Has a risk analysis been made and is it thorough, considering different parts of the community, risks of unforeseen events and risks that the project fails in different ways?


For example, market-related risk could have severe negative impacts such as fluctuating commodity prices or unreliable global demand. Most communities do not have different carbon projects to choose between – they cannot bargain for better price for their carbon storage. What happens if insects, forest fires or other unforeseen events destroy the trees – are all risks taken by the communities who will not get paid in these cases?




Are risks for sustainable carbon sequestration and socio-economic risks given equal attention in the risk analysis?


Often carbon-related risks are given a lot of space while socio-economic issues are not analysed in as much detail, even if they are very complex and risks are high.

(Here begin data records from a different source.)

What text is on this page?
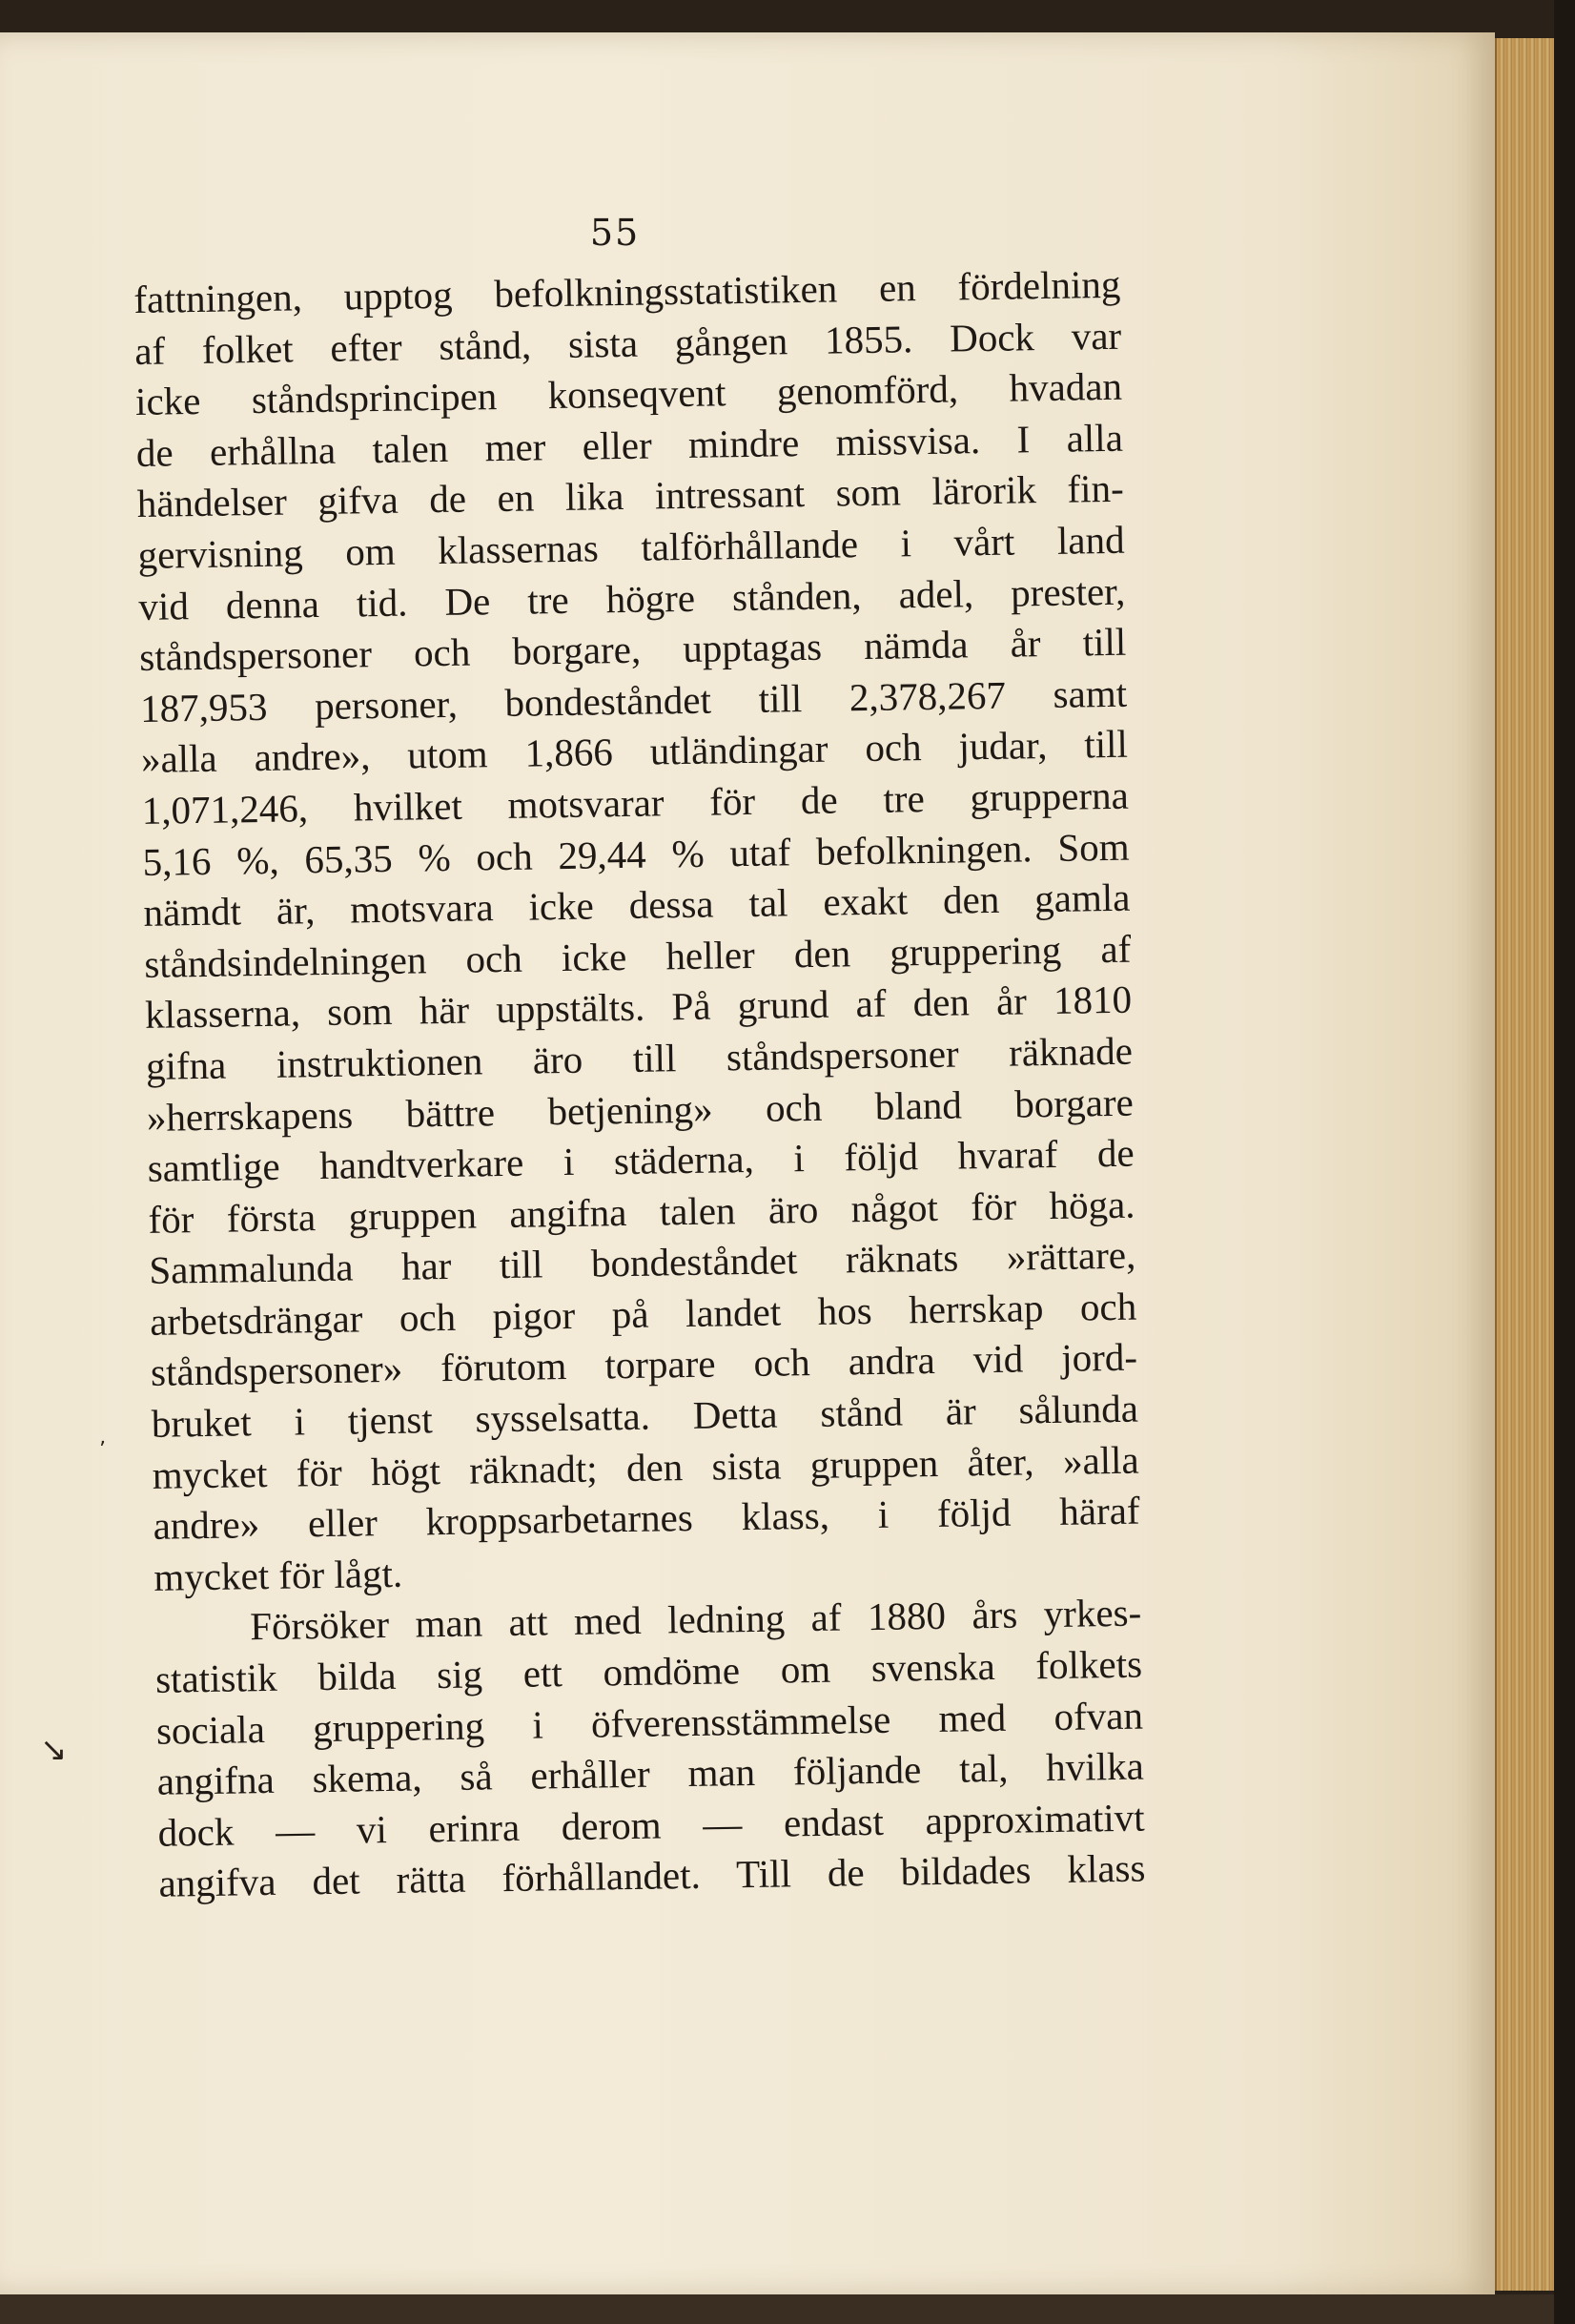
55
fattningen, upptog befolkningsstatistiken en fördelning
af folket efter stånd, sista gången 1855. Dock var
icke ståndsprincipen konseqvent genomförd, hvadan
de erhållna talen mer eller mindre missvisa. I alla
händelser gifva de en lika intressant som lärorik fin-
gervisning om klassernas talförhållande i vårt land
vid denna tid. De tre högre stånden, adel, prester,
ståndspersoner och borgare, upptagas nämda år till
187,953 personer, bondeståndet till 2,378,267 samt
»alla andre», utom 1,866 utländingar och judar, till
1,071,246, hvilket motsvarar för de tre grupperna
5,16 %, 65,35 % och 29,44 % utaf befolkningen. Som
nämdt är, motsvara icke dessa tal exakt den gamla
ståndsindelningen och icke heller den gruppering af
klasserna, som här uppstälts. På grund af den år 1810
gifna instruktionen äro till ståndspersoner räknade
»herrskapens bättre betjening» och bland borgare
samtlige handtverkare i städerna, i följd hvaraf de
för första gruppen angifna talen äro något för höga.
Sammalunda har till bondeståndet räknats »rättare,
arbetsdrängar och pigor på landet hos herrskap och
ståndspersoner» förutom torpare och andra vid jord-
bruket i tjenst sysselsatta. Detta stånd är sålunda
mycket för högt räknadt; den sista gruppen åter, »alla
andre» eller kroppsarbetarnes klass, i följd häraf
mycket för lågt.
Försöker man att med ledning af 1880 års yrkes-
statistik bilda sig ett omdöme om svenska folkets
sociala gruppering i öfverensstämmelse med ofvan
angifna skema, så erhåller man följande tal, hvilka
dock — vi erinra derom — endast approximativt
angifva det rätta förhållandet. Till de bildades klass
ʼ
↘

Have you developed mitigation measures in relation to risks in a way that they reflect local communities´ perspectives? Are your mitigation measures sufficiently detailed to actually mitigate significant risks?


For example, if you as a project proponent suggest that communication with a local leader will reduce socio-economic risks for all farmers and herders participating in a project you are working with, this does not describe how the local leader will be able to handle the risks and it doesn’t take into account power relations between the leader and other community members


Does the project budget include expenses for important social issues?


For example, does the budget include resources for the identification of vulnerable/marginal groups, carrying out participation processes, dealing with land conflicts and complaints?



Warning signs

Benefits are linked to different conditions, indicating that persons who expect gains will risk missing out unless they find ways to claim that the conditions were indeed met.


For example conditions could be that participants need to be property owners and/or with secure land access, trees have to grow at a certain speed, or remain standing for 20 years. Conditions always present a stress and a risk of exclusion, which invites deceptive practices. They must be very carefully considered and fair to people participating.


Large cash payments to individuals are planned in order to convince them to join the programme.


If it is a useful project that is adapted to people’s ongoing livelihoods, it will often pick up through no or smaller incentives such as simple equipment or free training, and then spread organically. Large payments to certain individuals in a community are likely to cause jealousy, accusations of corruption and various other local conflicts.


Evaluations will only look at quantitative measures (such as number of trees planted or number of farmers enrolled) and not investigate impacts based on interviews with different groups in the local community about how they experience the benefits and challenges with the project.


Such figures frequently hide local concerns and especially from marginal groups who may need to be actively sought up and interviewed by staff trained for this purpose.